All our communities were used to meeting in person pre-COVID. Virtual and hybrid events are now here to stay so how do we get better at combining online community with these events?

  • ‘Hybridisation’ of events and communities across digital and in-person is the new normal.
  • 'Community' teams and 'Event' teams need to be more connected to join up the experience and make the most of both.
  • 'Events' and 'Community' need to become a seamless experience for participants to the point that the difference between the two melts away.
  • If you link to a specific thread that is relevant to the event content being presented/discussed then you can drive 30%+ crossover engagement from event-to-community to 'continue the conversation'. Could work well for sponsors to answer questions and show thought leadership?
  • Event speakers and panellists can continue to answer questions in the online community immediately after their event session.
  • Events organisers can more proactively matchmake/introduce people in the online community after the event e.g. "you both attended the session on X so might want to connect to share learnings". Could do this for sponsors also if done carefully.
  • Need to better understand how to move between more informal/unstructured environment, like community conversations online, and more formal/structured content experiences like events whilst maintaining the human connections and 'story arc'.
  • Challenge of “Zoom fatigue” for virtual events. Live attendance rates dropping but on-demand viewing increasing. Opportunity to weave the community experience into this on-demand viewing also.

Improving engagement in the community

  • How to re-engage community members particularly now with digital fatigue? Flash communities as an antidote to shrinking attention?
  • How to break out of the "90-9-1 rule" to get active participation from more group members? Activelly call them out, @ mentions, mini-interviews with them, use events to re-kindle engagement etc.
  • Getting participation from the right people not just the same ones all the time? Smaller groups, leader groups, guest experts, AMAs (Ask Me Anythings), revolve the host role etc.
  • Building trust: more human connection (intros, events, profiles, informality, smaller groups etc.), privacy/consent, respect.
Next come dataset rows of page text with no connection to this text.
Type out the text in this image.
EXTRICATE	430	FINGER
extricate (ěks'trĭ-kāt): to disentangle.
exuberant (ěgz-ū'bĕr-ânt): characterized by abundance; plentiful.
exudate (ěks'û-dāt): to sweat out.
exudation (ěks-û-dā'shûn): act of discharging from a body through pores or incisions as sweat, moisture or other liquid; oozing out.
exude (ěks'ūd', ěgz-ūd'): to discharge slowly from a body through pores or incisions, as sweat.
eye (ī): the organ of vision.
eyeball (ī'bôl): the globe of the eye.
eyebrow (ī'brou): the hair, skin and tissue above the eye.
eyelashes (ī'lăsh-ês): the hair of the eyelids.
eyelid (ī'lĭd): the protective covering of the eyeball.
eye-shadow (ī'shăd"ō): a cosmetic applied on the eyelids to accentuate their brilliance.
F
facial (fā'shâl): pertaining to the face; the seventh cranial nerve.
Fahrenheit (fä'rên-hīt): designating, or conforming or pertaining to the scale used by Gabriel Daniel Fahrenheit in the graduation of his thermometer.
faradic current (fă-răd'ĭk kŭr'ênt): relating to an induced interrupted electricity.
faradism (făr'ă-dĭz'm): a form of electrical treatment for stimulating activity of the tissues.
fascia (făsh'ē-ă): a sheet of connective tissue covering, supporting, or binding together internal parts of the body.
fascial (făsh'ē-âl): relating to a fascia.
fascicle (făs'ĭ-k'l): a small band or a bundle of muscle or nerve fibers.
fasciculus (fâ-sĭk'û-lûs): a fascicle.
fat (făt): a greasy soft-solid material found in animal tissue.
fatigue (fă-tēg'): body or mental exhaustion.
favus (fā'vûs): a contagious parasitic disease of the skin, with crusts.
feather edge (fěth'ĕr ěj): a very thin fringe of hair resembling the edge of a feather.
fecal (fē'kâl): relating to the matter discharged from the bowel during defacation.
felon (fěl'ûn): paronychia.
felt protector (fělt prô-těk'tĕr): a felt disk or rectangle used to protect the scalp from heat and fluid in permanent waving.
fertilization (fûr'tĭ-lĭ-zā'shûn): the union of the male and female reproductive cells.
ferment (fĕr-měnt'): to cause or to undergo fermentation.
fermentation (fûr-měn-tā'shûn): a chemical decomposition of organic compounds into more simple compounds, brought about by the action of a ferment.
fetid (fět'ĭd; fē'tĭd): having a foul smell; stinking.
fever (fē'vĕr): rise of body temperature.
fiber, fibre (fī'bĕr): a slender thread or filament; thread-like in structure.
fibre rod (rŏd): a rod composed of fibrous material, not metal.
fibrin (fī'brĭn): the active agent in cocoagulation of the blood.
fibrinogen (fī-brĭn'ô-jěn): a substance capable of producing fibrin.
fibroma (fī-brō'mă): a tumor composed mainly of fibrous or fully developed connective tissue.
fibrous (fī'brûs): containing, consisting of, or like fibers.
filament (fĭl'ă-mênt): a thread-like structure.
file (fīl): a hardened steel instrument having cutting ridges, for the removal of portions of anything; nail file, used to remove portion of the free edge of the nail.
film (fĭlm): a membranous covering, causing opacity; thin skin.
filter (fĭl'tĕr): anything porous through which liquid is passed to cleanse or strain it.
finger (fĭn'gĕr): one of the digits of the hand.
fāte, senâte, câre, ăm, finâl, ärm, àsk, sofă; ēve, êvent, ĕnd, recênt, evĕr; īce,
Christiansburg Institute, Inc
The business case and proposition for your community

  • Shift towards paid membership and subscription models with community part of the proposition.
  • How to define the value proposition of your community to make it worth paying for? What elements to include? What do members get? What do they actually value?
  • How to capture the value from community conversations and events? Need to distill and give back the expertise (but not just chat).  
  • Pricing... different models and packaging, monthly/annual/multi-year, individual vs group/corporate, enterprise vs low touch SaaS etc.

Community capabilities

  • People skills required: community leaders, community managers, still hard to find and often not core enough to the business/operations.
  • Getting the tech stack right: "all in one" vs "best of breed", buy vs build vs integrate, data integration challenges.

And finally...

Thanks to Lee Gimpel of Better Meetings for doing an excellent job hosting our session.